The Government of the United States has assured citizens nationals and residents, employees, Afghans who are still In Afghanistan of evacuation travel assurances.
‘ ‘We are all committed to ensuring that our citizens, nationals and residents, employees, Afghans who have worked with us and those who are at risk can continue to travel freely to destinations outside Afghanistan.’’ The statement released on Sunday reads in part.
‘’We have received assurances from the Taliban that all foreign nationals and any Afghan citizen with travel authorization from our countries will be allowed to proceed in a safe and orderly manner to points of departure and travel outside the country. ‘’
It adds: We will continue issuing travel documentation to designated Afghans, and we have the clear expectation of and commitment from the Taliban that they can travel to our respective countries.
Meanwhile, The United States conducted an airstrike Sunday against a vehicle that posed a threat to the Kabul airport, following U.S. warnings of an imminent attack in the area.
“U.S. military forces conducted a self-defense unmanned over-the-horizon airstrike today on a vehicle in Kabul, eliminating an imminent ISIS-K [Islamic State Khorasan] threat to Hamad Karzai International airport,” said Capt. Bill Urban, CENTCOM spokesperson. “We are confident we successfully hit the target. Significant secondary explosions from the vehicle indicated the presence of a substantial amount of explosive material.”

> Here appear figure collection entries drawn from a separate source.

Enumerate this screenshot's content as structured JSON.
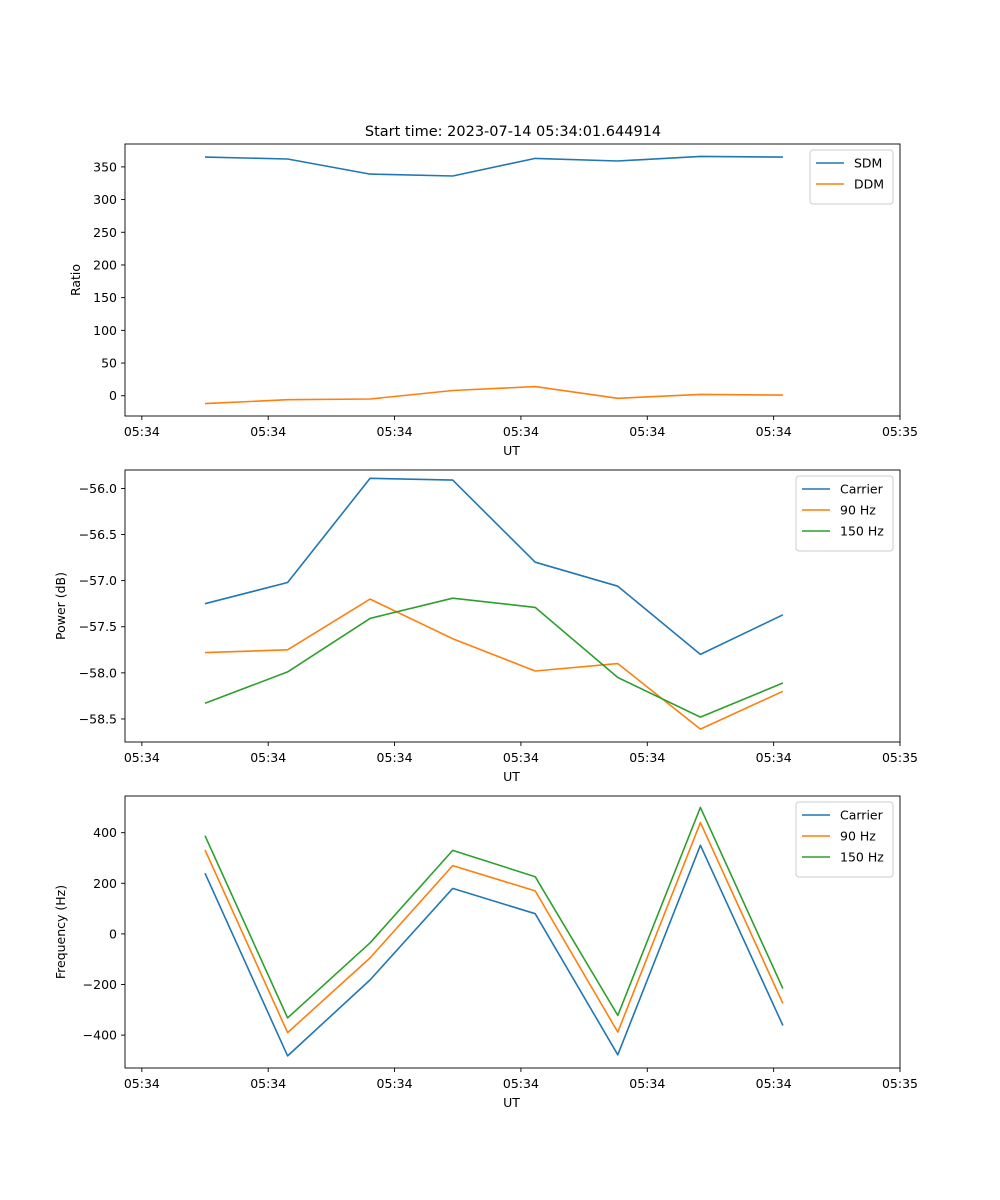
{
  "figure": {
    "title": "Start time: 2023-07-14 05:34:01.644914"
  },
  "colors": {
    "blue": "#1f77b4",
    "orange": "#ff7f0e",
    "green": "#2ca02c"
  },
  "chart_data": [
    {
      "id": "ratio",
      "type": "line",
      "ylabel": "Ratio",
      "xlabel": "UT",
      "xlim": [
        -0.2,
        9.0
      ],
      "ylim": [
        -31,
        385
      ],
      "x_ticks": [
        0,
        1.5,
        3,
        4.5,
        6,
        7.5,
        9
      ],
      "x_tick_labels": [
        "05:34",
        "05:34",
        "05:34",
        "05:34",
        "05:34",
        "05:34",
        "05:35"
      ],
      "y_ticks": [
        0,
        50,
        100,
        150,
        200,
        250,
        300,
        350
      ],
      "y_tick_labels": [
        "0",
        "50",
        "100",
        "150",
        "200",
        "250",
        "300",
        "350"
      ],
      "x": [
        0.75,
        1.73,
        2.71,
        3.69,
        4.67,
        5.65,
        6.63,
        7.61
      ],
      "series": [
        {
          "name": "SDM",
          "color": "#1f77b4",
          "values": [
            365,
            362,
            339,
            336,
            363,
            359,
            366,
            365
          ]
        },
        {
          "name": "DDM",
          "color": "#ff7f0e",
          "values": [
            -12,
            -6,
            -5,
            8,
            14,
            -4,
            2,
            1
          ]
        }
      ]
    },
    {
      "id": "power",
      "type": "line",
      "ylabel": "Power (dB)",
      "xlabel": "UT",
      "xlim": [
        -0.2,
        9.0
      ],
      "ylim": [
        -58.75,
        -55.8
      ],
      "x_ticks": [
        0,
        1.5,
        3,
        4.5,
        6,
        7.5,
        9
      ],
      "x_tick_labels": [
        "05:34",
        "05:34",
        "05:34",
        "05:34",
        "05:34",
        "05:34",
        "05:35"
      ],
      "y_ticks": [
        -56.0,
        -56.5,
        -57.0,
        -57.5,
        -58.0,
        -58.5
      ],
      "y_tick_labels": [
        "−56.0",
        "−56.5",
        "−57.0",
        "−57.5",
        "−58.0",
        "−58.5"
      ],
      "x": [
        0.75,
        1.73,
        2.71,
        3.69,
        4.67,
        5.65,
        6.63,
        7.61
      ],
      "series": [
        {
          "name": "Carrier",
          "color": "#1f77b4",
          "values": [
            -57.25,
            -57.02,
            -55.89,
            -55.91,
            -56.8,
            -57.06,
            -57.8,
            -57.37
          ]
        },
        {
          "name": "90 Hz",
          "color": "#ff7f0e",
          "values": [
            -57.78,
            -57.75,
            -57.2,
            -57.63,
            -57.98,
            -57.9,
            -58.61,
            -58.2
          ]
        },
        {
          "name": "150 Hz",
          "color": "#2ca02c",
          "values": [
            -58.33,
            -57.99,
            -57.41,
            -57.19,
            -57.29,
            -58.05,
            -58.48,
            -58.11
          ]
        }
      ]
    },
    {
      "id": "frequency",
      "type": "line",
      "ylabel": "Frequency (Hz)",
      "xlabel": "UT",
      "xlim": [
        -0.2,
        9.0
      ],
      "ylim": [
        -530,
        545
      ],
      "x_ticks": [
        0,
        1.5,
        3,
        4.5,
        6,
        7.5,
        9
      ],
      "x_tick_labels": [
        "05:34",
        "05:34",
        "05:34",
        "05:34",
        "05:34",
        "05:34",
        "05:35"
      ],
      "y_ticks": [
        -400,
        -200,
        0,
        200,
        400
      ],
      "y_tick_labels": [
        "−400",
        "−200",
        "0",
        "200",
        "400"
      ],
      "x": [
        0.75,
        1.73,
        2.71,
        3.69,
        4.67,
        5.65,
        6.63,
        7.61
      ],
      "series": [
        {
          "name": "Carrier",
          "color": "#1f77b4",
          "values": [
            240,
            -482,
            -182,
            180,
            80,
            -478,
            350,
            -362
          ]
        },
        {
          "name": "90 Hz",
          "color": "#ff7f0e",
          "values": [
            332,
            -390,
            -95,
            270,
            170,
            -388,
            440,
            -275
          ]
        },
        {
          "name": "150 Hz",
          "color": "#2ca02c",
          "values": [
            388,
            -332,
            -35,
            330,
            226,
            -322,
            500,
            -216
          ]
        }
      ]
    }
  ]
}
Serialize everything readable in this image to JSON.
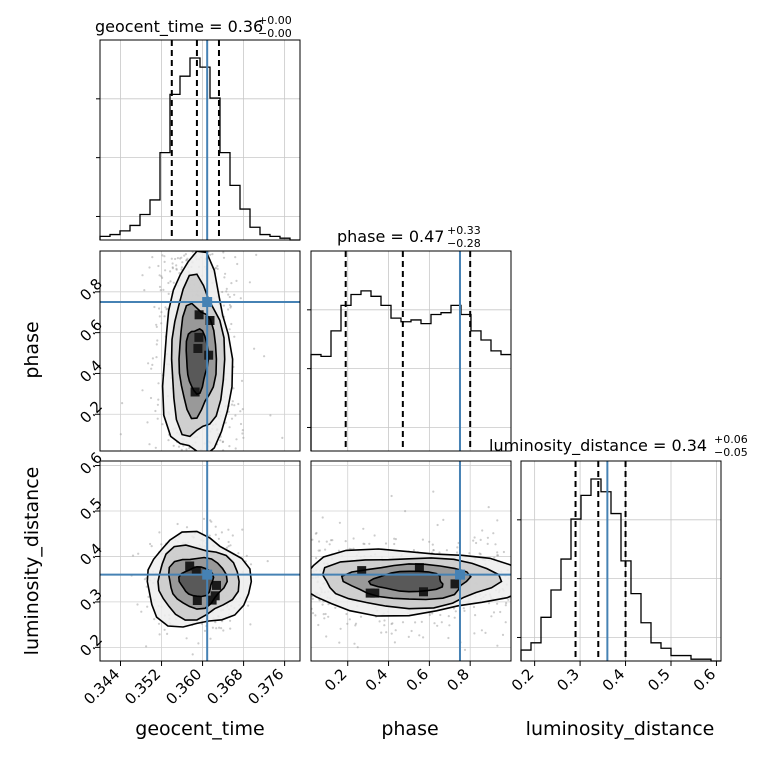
{
  "chart_data": {
    "type": "corner",
    "parameters": [
      "geocent_time",
      "phase",
      "luminosity_distance"
    ],
    "axis_labels": {
      "geocent_time": "geocent_time",
      "phase": "phase",
      "luminosity_distance": "luminosity_distance"
    },
    "ranges": {
      "geocent_time": [
        0.34,
        0.379
      ],
      "phase": [
        0.02,
        1.0
      ],
      "luminosity_distance": [
        0.17,
        0.61
      ]
    },
    "ticks": {
      "geocent_time": [
        "0.344",
        "0.352",
        "0.360",
        "0.368",
        "0.376"
      ],
      "phase": [
        "0.2",
        "0.4",
        "0.6",
        "0.8"
      ],
      "luminosity_distance": [
        "0.2",
        "0.3",
        "0.4",
        "0.5",
        "0.6"
      ]
    },
    "truths": {
      "geocent_time": 0.3609,
      "phase": 0.75,
      "luminosity_distance": 0.36
    },
    "quantiles": {
      "geocent_time": [
        0.354,
        0.3589,
        0.3632
      ],
      "phase": [
        0.19,
        0.47,
        0.8
      ],
      "luminosity_distance": [
        0.29,
        0.34,
        0.4
      ]
    },
    "titles": [
      {
        "param": "geocent_time",
        "text": "geocent_time = 0.36",
        "plus": "+0.00",
        "minus": "−0.00"
      },
      {
        "param": "phase",
        "text": "phase = 0.47",
        "plus": "+0.33",
        "minus": "−0.28"
      },
      {
        "param": "luminosity_distance",
        "text": "luminosity_distance = 0.34",
        "plus": "+0.06",
        "minus": "−0.05"
      }
    ],
    "histograms": {
      "geocent_time": [
        0.02,
        0.03,
        0.05,
        0.08,
        0.14,
        0.22,
        0.48,
        0.8,
        0.9,
        1.0,
        0.95,
        0.78,
        0.48,
        0.3,
        0.17,
        0.07,
        0.03,
        0.02,
        0.01,
        0.0
      ],
      "phase": [
        0.53,
        0.52,
        0.66,
        0.8,
        0.86,
        0.88,
        0.85,
        0.8,
        0.73,
        0.71,
        0.72,
        0.7,
        0.75,
        0.76,
        0.8,
        0.75,
        0.66,
        0.61,
        0.55,
        0.53
      ],
      "luminosity_distance": [
        0.06,
        0.1,
        0.24,
        0.39,
        0.56,
        0.78,
        0.91,
        1.0,
        0.93,
        0.81,
        0.55,
        0.37,
        0.21,
        0.1,
        0.07,
        0.03,
        0.03,
        0.01,
        0.01,
        0.0
      ]
    },
    "panels_2d": [
      {
        "x": "geocent_time",
        "y": "phase"
      },
      {
        "x": "geocent_time",
        "y": "luminosity_distance"
      },
      {
        "x": "phase",
        "y": "luminosity_distance"
      }
    ],
    "truth_color": "#4682b4",
    "grid": true
  }
}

Islamic State Khorasan had claimed responsibility for a suicide attack outside the airport that killed at least 170 Afghans and 13 U.S. service members last Thursday. A U.S. airstrike last Friday killed two members of the terror group. The deadly attack last week took place as thousands were gathered outside the airport, trying to leave Afghanistan following the Taliban takeover of the country.
In the other news, President Joe Biden and First Lady Jill Biden met with the families of thirteen U.S. service members killed in a bombing near the Kabul airport last week.
At least 170 Afghans were killed in the blast.
The thirteen U.S. service members were aged between 20 and 31 years — with five of them just 20 years old. Their families met with the President at Dover Air Force Base in Delaware, where they participated in a “dignified transfer,” a military ritual of receiving the remains of those killed in foreign combat.
“The President and the First Lady will meet with the families of fallen American service members who gave their lives to save Americans, our partners, and our Afghan allies in Kabul,” a White House statement said earlier.